Woke up about 15 minutes ago to the sad news that Philip Roth has died at 85. Roth was without question among the great English-language writers of his time and ours - among the pantheon of Updike, Bellow, Munro, and Trevor. Of these only Munro is survives, and I believe she (like Roth some years ago) has retired from writing. Of them all, as a fellow American, male, white, Jewish literary aspirant from Essex County, I felt the closest to Roth. I knew very well his childhood landscape of the Newark and the western suburbs (the title story in his first collection, Goodbye, Columbus, was set on the streets where I first lived), and his novels have been part of my life for as long as I have been a reader. I've posted on his work many times on this blog, and will probably do so again as I'm sure I'll go back to read many of his works - many have recommended rereading The Plot Against America, a strangely prophetic story about a right-wing presidency - but what comes to mind this morning  in the immediate wake of this sad news are beautiful moments in many of his works: the description of glove-making and the encounter with the daughter under the highway in Newark, the visit to the cemetery and to the childhood haunts in Asbury Park in Sabbath's theater, this hilarious concept of Jews returning from Israel to the desecrated shtetls of Eastern Europe advanced by a shyster named "Philip Roth" in Operation Shylock, this shocking (in its time) sexuality of Portnoy's Complaint, the boy on the roof of the temple in the story The Conversion of the Jews, the sorrowful and tender recollections of Roth Sr. in Patrimony, the images of Newark in a hot summer during the polio epidemic in his final work, Nemesis, and more - but I'll leave it there for the moment.

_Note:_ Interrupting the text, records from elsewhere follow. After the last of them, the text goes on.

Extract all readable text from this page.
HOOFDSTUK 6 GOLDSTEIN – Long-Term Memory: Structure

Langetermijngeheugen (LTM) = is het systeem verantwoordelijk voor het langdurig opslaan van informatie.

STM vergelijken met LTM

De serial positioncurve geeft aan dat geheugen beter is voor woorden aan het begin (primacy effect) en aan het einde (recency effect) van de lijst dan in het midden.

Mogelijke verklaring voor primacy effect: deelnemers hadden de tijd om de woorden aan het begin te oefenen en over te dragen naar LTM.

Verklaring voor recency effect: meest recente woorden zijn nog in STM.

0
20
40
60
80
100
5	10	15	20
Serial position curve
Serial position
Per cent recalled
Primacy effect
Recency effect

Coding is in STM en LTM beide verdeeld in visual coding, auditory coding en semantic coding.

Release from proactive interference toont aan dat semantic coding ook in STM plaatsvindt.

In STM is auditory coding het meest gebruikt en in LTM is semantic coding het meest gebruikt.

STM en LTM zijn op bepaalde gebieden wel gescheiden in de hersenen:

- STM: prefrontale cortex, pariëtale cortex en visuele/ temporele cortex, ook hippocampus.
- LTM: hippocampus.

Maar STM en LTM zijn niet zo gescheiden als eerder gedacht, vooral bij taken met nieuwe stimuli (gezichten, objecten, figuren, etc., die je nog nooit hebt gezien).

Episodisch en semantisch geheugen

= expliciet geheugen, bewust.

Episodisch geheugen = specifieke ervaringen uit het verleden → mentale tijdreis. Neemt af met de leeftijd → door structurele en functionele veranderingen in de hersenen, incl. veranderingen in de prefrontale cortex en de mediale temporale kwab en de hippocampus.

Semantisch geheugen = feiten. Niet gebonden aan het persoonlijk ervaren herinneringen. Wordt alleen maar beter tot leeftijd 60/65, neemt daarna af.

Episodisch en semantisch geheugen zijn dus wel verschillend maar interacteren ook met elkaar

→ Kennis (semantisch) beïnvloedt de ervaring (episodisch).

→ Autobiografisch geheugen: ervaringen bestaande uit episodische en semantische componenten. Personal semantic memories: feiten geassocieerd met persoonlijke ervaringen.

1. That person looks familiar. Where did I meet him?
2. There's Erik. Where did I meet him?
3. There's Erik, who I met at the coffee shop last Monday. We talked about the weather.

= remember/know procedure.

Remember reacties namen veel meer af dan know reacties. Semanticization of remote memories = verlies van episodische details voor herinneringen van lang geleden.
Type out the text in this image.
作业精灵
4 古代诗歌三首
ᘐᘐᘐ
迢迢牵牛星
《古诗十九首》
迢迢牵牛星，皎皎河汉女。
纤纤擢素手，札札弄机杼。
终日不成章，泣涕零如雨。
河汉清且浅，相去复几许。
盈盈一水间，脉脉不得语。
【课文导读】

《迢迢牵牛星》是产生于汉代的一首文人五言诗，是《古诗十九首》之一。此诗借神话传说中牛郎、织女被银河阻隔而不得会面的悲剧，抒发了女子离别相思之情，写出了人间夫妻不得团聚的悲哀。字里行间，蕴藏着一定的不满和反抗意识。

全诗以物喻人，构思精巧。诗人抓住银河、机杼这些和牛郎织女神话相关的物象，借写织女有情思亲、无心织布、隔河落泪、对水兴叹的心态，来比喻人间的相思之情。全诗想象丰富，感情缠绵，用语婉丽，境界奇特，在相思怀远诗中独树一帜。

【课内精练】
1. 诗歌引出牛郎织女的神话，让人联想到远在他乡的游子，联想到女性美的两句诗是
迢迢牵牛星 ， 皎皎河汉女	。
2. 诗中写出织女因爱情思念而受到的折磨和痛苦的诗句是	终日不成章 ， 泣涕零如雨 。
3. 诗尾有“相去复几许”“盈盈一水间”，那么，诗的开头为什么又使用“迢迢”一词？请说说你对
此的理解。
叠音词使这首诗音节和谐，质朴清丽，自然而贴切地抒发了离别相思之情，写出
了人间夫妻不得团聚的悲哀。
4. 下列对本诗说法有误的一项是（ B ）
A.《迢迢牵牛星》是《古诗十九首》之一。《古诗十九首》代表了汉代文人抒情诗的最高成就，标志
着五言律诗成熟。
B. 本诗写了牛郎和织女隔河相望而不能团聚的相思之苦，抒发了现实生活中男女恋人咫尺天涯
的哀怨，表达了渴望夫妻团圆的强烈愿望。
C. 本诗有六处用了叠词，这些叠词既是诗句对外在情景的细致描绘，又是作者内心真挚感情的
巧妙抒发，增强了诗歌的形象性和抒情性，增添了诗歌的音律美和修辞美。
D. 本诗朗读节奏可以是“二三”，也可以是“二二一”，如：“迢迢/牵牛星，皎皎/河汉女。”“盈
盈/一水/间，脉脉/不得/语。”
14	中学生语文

Although, especially in my years as a books editor, I got to meet many great writers (including another gone last week, Tom Wolfe), I never met Roth. Probably just as well. I know him in the way we "know" all the great writers we read and admire, the living and the dead. I am sure that much of his life was a struggle - to write, to live with the opprobrium that followed publication of many of his books, to overcome serious physical pain and mental strain - but out of this struggle he has produced great art and insight into our time and place. May he rest in peace.